« Le froid modifie la trajectoire des poissons » de Pierre SZALOWSKI. Notes de lectures.

Que se cache-t-il derrière ce long titre ?

Un enfant d’une dizaine d’année face à la séparation de ses parents, qui implore le ciel de lui venir en aide,Il ne veut surtout pas être  partagé entre son père et sa mère, devenir un demi-enfant à chaque garde alternée. Ce divorce, ne doit pas de décider sans lui et arrive le  verglas à Montréal.

Au fil des jours le verglas congèle tout, il va nous transformer tout ce petit monde : une ribanbelle de voisins, dont les relations de voisinage étaient espacées, voire inexistantes.

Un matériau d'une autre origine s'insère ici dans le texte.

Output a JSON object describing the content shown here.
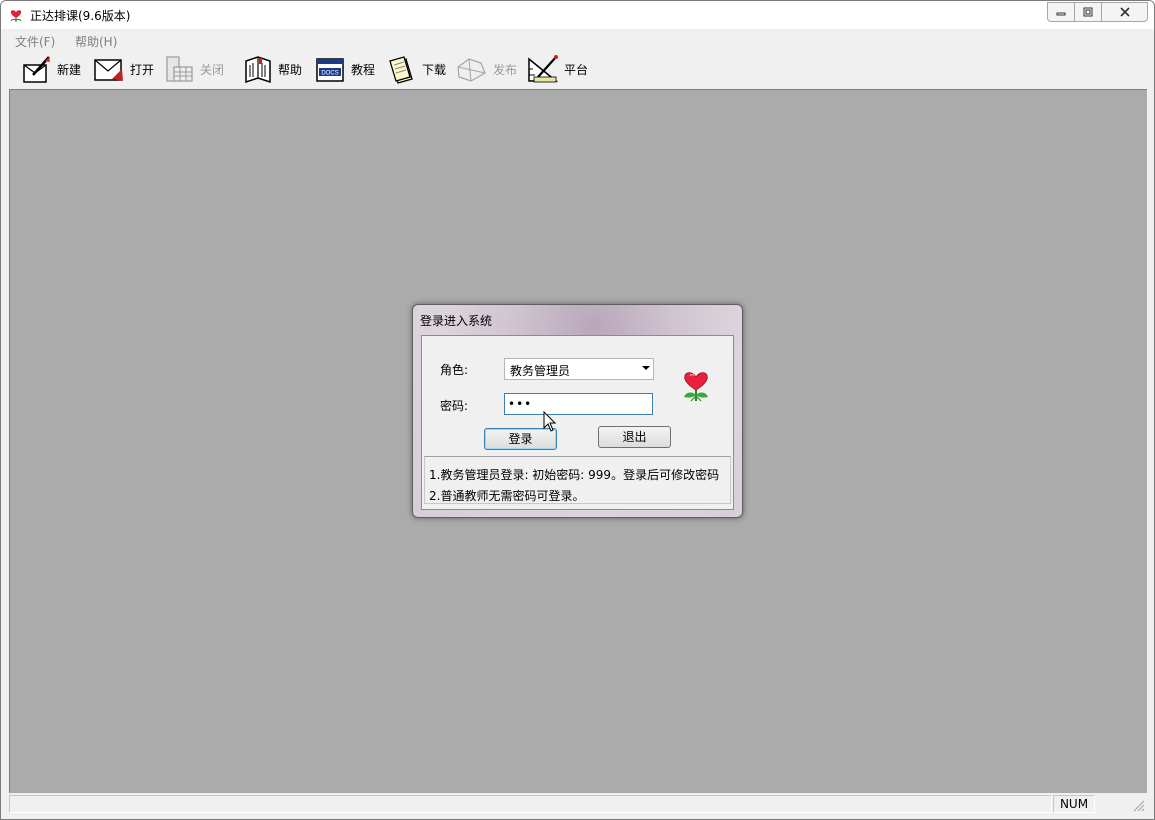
{
  "window": {
    "title": "正达排课(9.6版本)",
    "icons": {
      "app": "rose-icon",
      "minimize": "minimize-icon",
      "maximize": "maximize-icon",
      "close": "close-icon"
    }
  },
  "menu": {
    "items": [
      {
        "label": "文件(F)"
      },
      {
        "label": "帮助(H)"
      }
    ]
  },
  "toolbar": {
    "items": [
      {
        "label": "新建",
        "icon": "new-icon",
        "enabled": true
      },
      {
        "label": "打开",
        "icon": "open-icon",
        "enabled": true
      },
      {
        "label": "关闭",
        "icon": "close-file-icon",
        "enabled": false
      },
      {
        "label": "帮助",
        "icon": "help-book-icon",
        "enabled": true
      },
      {
        "label": "教程",
        "icon": "docs-icon",
        "enabled": true
      },
      {
        "label": "下载",
        "icon": "download-icon",
        "enabled": true
      },
      {
        "label": "发布",
        "icon": "publish-icon",
        "enabled": false
      },
      {
        "label": "平台",
        "icon": "platform-icon",
        "enabled": true
      }
    ]
  },
  "dialog": {
    "title": "登录进入系统",
    "role_label": "角色:",
    "role_value": "教务管理员",
    "password_label": "密码:",
    "password_value": "•••",
    "login_button": "登录",
    "exit_button": "退出",
    "notes": [
      "1.教务管理员登录: 初始密码: 999。登录后可修改密码",
      "2.普通教师无需密码可登录。"
    ],
    "icon": "rose-icon"
  },
  "status": {
    "num": "NUM"
  },
  "colors": {
    "workspace": "#ababab",
    "dialog_frame": "#cfc3cf",
    "focus_border": "#3c7fb1"
  }
}
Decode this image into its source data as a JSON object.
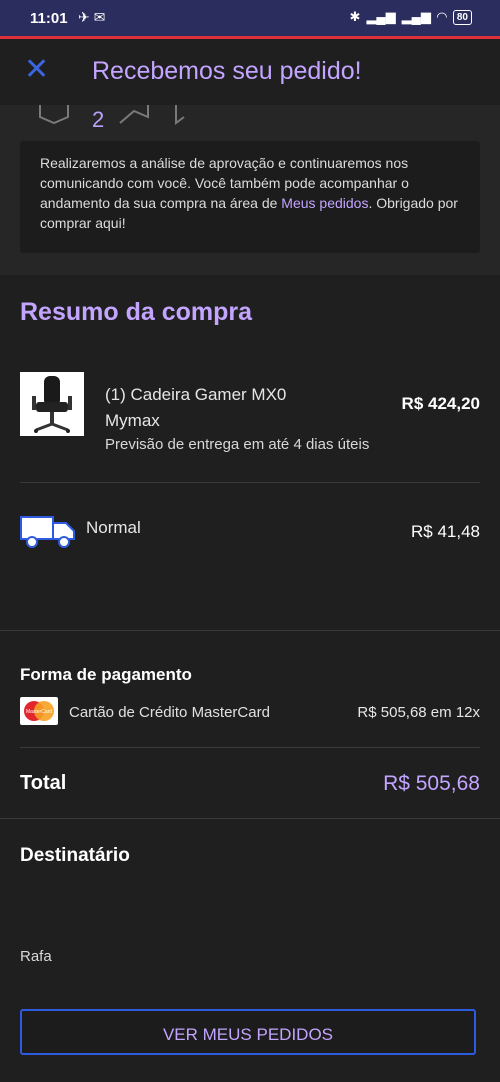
{
  "status_bar": {
    "time": "11:01",
    "battery": "80"
  },
  "header": {
    "title": "Recebemos seu pedido!"
  },
  "steps": {
    "visible_number": "2"
  },
  "confirmation": {
    "text_before": "Realizaremos a análise de aprovação e continuaremos nos comunicando com você. Você também pode acompanhar o andamento da sua compra na área de ",
    "link": "Meus pedidos",
    "text_after": ". Obrigado por comprar aqui!"
  },
  "summary": {
    "title": "Resumo da compra",
    "product": {
      "name": "(1) Cadeira Gamer MX0 Mymax",
      "price": "R$ 424,20",
      "delivery": "Previsão de entrega em até 4 dias úteis"
    },
    "shipping": {
      "label": "Normal",
      "price": "R$ 41,48"
    }
  },
  "payment": {
    "title": "Forma de pagamento",
    "method": "Cartão de Crédito MasterCard",
    "amount": "R$ 505,68 em 12x",
    "logo_text": "MasterCard"
  },
  "total": {
    "label": "Total",
    "value": "R$ 505,68"
  },
  "recipient": {
    "title": "Destinatário",
    "name": "Rafa"
  },
  "cta": {
    "label": "VER MEUS PEDIDOS"
  },
  "colors": {
    "accent": "#c3a4ff",
    "primary_blue": "#2f5be0",
    "background": "#1f1f1f"
  }
}
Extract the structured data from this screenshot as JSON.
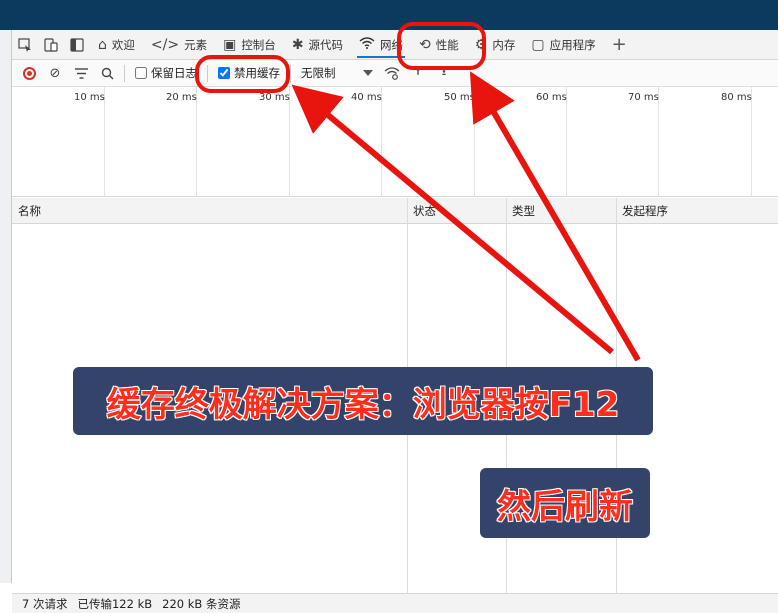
{
  "tabs": [
    {
      "label": "欢迎",
      "icon": "home-icon"
    },
    {
      "label": "元素",
      "icon": "code-icon"
    },
    {
      "label": "控制台",
      "icon": "console-icon"
    },
    {
      "label": "源代码",
      "icon": "bug-icon"
    },
    {
      "label": "网络",
      "icon": "wifi-icon",
      "active": true
    },
    {
      "label": "性能",
      "icon": "performance-icon"
    },
    {
      "label": "内存",
      "icon": "memory-icon"
    },
    {
      "label": "应用程序",
      "icon": "application-icon"
    }
  ],
  "toolbar": {
    "preserve_log_label": "保留日志",
    "preserve_log_checked": false,
    "disable_cache_label": "禁用缓存",
    "disable_cache_checked": true,
    "throttle_value": "无限制"
  },
  "timeline": {
    "ticks": [
      "10 ms",
      "20 ms",
      "30 ms",
      "40 ms",
      "50 ms",
      "60 ms",
      "70 ms",
      "80 ms"
    ]
  },
  "table": {
    "columns": [
      "名称",
      "状态",
      "类型",
      "发起程序"
    ]
  },
  "status": {
    "requests": "7 次请求",
    "transferred": "已传输122 kB",
    "resources": "220 kB 条资源"
  },
  "annotation": {
    "banner_main": "缓存终极解决方案：浏览器按F12",
    "banner_sub": "然后刷新",
    "color": "#e8150f"
  }
}
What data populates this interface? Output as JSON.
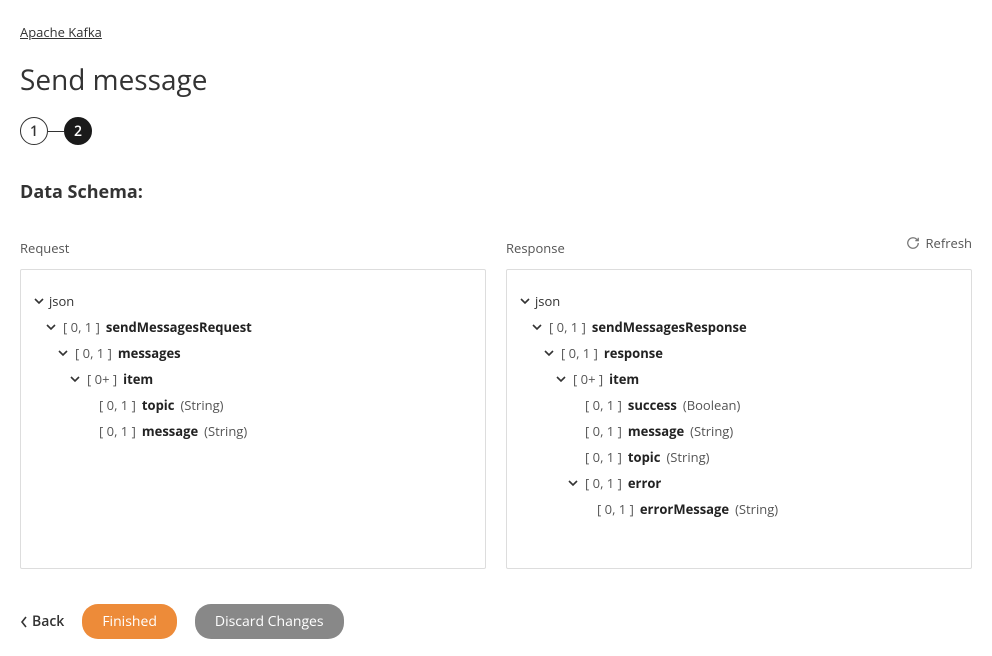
{
  "breadcrumb": "Apache Kafka",
  "page_title": "Send message",
  "steps": {
    "s1": "1",
    "s2": "2"
  },
  "section_title": "Data Schema:",
  "refresh_label": "Refresh",
  "request_label": "Request",
  "response_label": "Response",
  "req": {
    "root": "json",
    "n1_card": "[ 0, 1 ]",
    "n1_name": "sendMessagesRequest",
    "n2_card": "[ 0, 1 ]",
    "n2_name": "messages",
    "n3_card": "[ 0+ ]",
    "n3_name": "item",
    "n4_card": "[ 0, 1 ]",
    "n4_name": "topic",
    "n4_type": "(String)",
    "n5_card": "[ 0, 1 ]",
    "n5_name": "message",
    "n5_type": "(String)"
  },
  "res": {
    "root": "json",
    "n1_card": "[ 0, 1 ]",
    "n1_name": "sendMessagesResponse",
    "n2_card": "[ 0, 1 ]",
    "n2_name": "response",
    "n3_card": "[ 0+ ]",
    "n3_name": "item",
    "n4_card": "[ 0, 1 ]",
    "n4_name": "success",
    "n4_type": "(Boolean)",
    "n5_card": "[ 0, 1 ]",
    "n5_name": "message",
    "n5_type": "(String)",
    "n6_card": "[ 0, 1 ]",
    "n6_name": "topic",
    "n6_type": "(String)",
    "n7_card": "[ 0, 1 ]",
    "n7_name": "error",
    "n8_card": "[ 0, 1 ]",
    "n8_name": "errorMessage",
    "n8_type": "(String)"
  },
  "footer": {
    "back": "Back",
    "finished": "Finished",
    "discard": "Discard Changes"
  }
}
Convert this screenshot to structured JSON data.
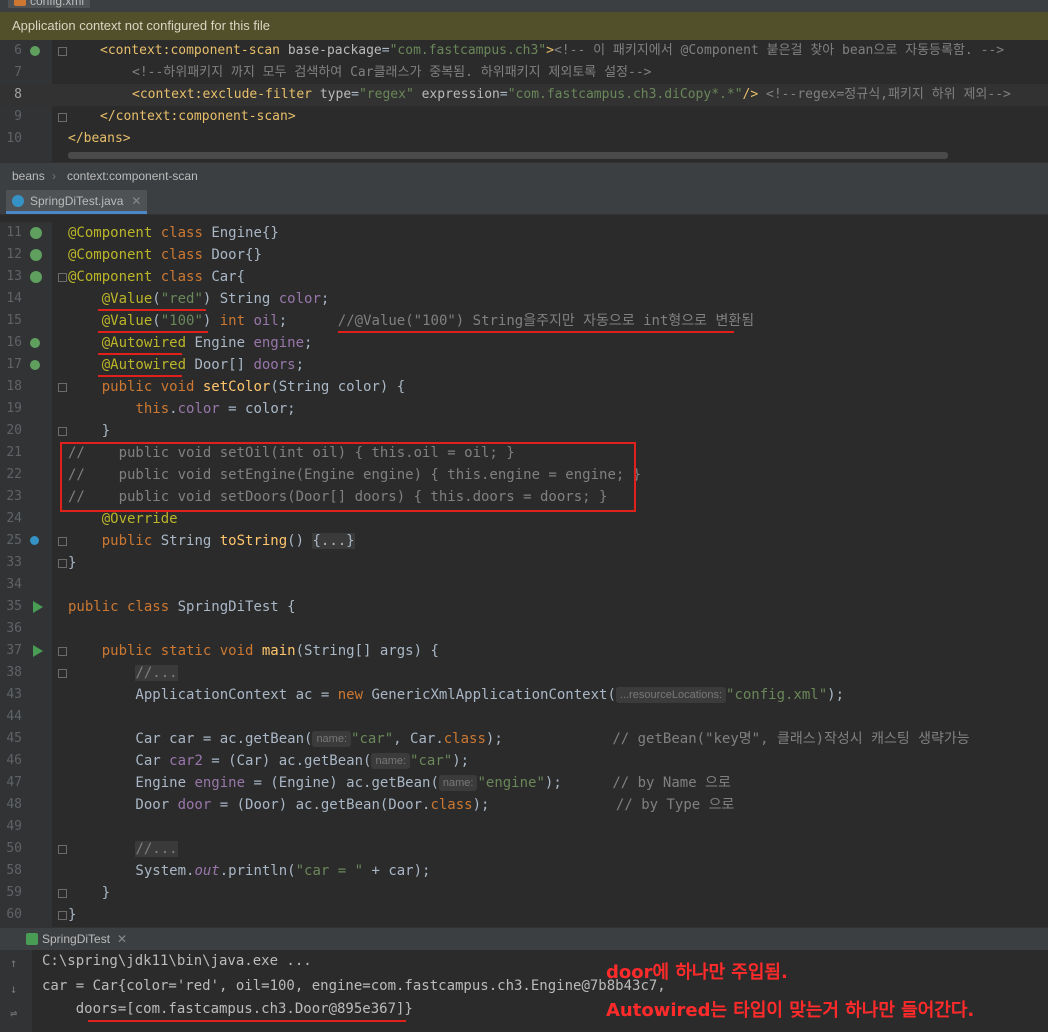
{
  "top_tab": {
    "label": "config.xml"
  },
  "banner": {
    "text": "Application context not configured for this file"
  },
  "xml_lines": [
    {
      "num": "6"
    },
    {
      "num": "7"
    },
    {
      "num": "8"
    },
    {
      "num": "9"
    },
    {
      "num": "10"
    }
  ],
  "breadcrumb": {
    "items": [
      "beans",
      "context:component-scan"
    ]
  },
  "editor_tab": {
    "label": "SpringDiTest.java"
  },
  "java_line_numbers": [
    "11",
    "12",
    "13",
    "14",
    "15",
    "16",
    "17",
    "18",
    "19",
    "20",
    "21",
    "22",
    "23",
    "23",
    "24",
    "25",
    "33",
    "34",
    "35",
    "36",
    "37",
    "38",
    "43",
    "44",
    "45",
    "46",
    "47",
    "48",
    "49",
    "50",
    "58",
    "59",
    "60"
  ],
  "hints": {
    "resourceLocations": "...resourceLocations:",
    "name": "name:"
  },
  "run_panel": {
    "tab_label": "SpringDiTest"
  },
  "console": {
    "line1": "C:\\spring\\jdk11\\bin\\java.exe ...",
    "line2": "car = Car{color='red', oil=100, engine=com.fastcampus.ch3.Engine@7b8b43c7,",
    "line3": "    doors=[com.fastcampus.ch3.Door@895e367]}"
  },
  "annotations": {
    "note1": "door에 하나만 주입됨.",
    "note2": "Autowired는 타입이 맞는거 하나만 들어간다."
  },
  "colors": {
    "accent_red": "#e0201a",
    "keyword": "#cc7832",
    "annotation": "#bbb529",
    "string": "#6a8759"
  }
}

Le titre nous le devons au personnage de Boris le Russe mathématicien qui travaille sur une théorie de topologie sur la trajectoire de ses poissons d’eau chaude. Il y a Julie la danseuse de bar, Alexis le meilleur ami du narrateur de 10 ans qui vit seul avec son père, Simon et Michel très discrets.

Les titres des chapitres ont le mérite d’être clair :

– La nature humaine se révèle dans la merde.

– Dans la vie chacun pour soi.

– Personne ne comprend tout.

– C’est grâce à la faute de la nature.

Je ne les cite pas tous. Ceux là m’ont bien plu, ainsi que cette phrase  » C’est comme la vie, des petits gestes peuvent entraîner des grandes choses ».

Ce verglas a gelé la vie d’avant de tous ces voisins, les a collé les uns aux autres par un effet de solidarité, et au dégel les liens sont restés.

Cette histoire est une leçon d’optimisme, d’amour, d’humanisme.

– Neuf ans plus tard :

 « Je ne vous ai jamais dit mon prénom…/./ je voulais simplement, que mon histoire puisse appartenir à tous les enfants qui voudraient se faire entendre. » Que la vie soit belle ainsi. »Pierre Szalowski.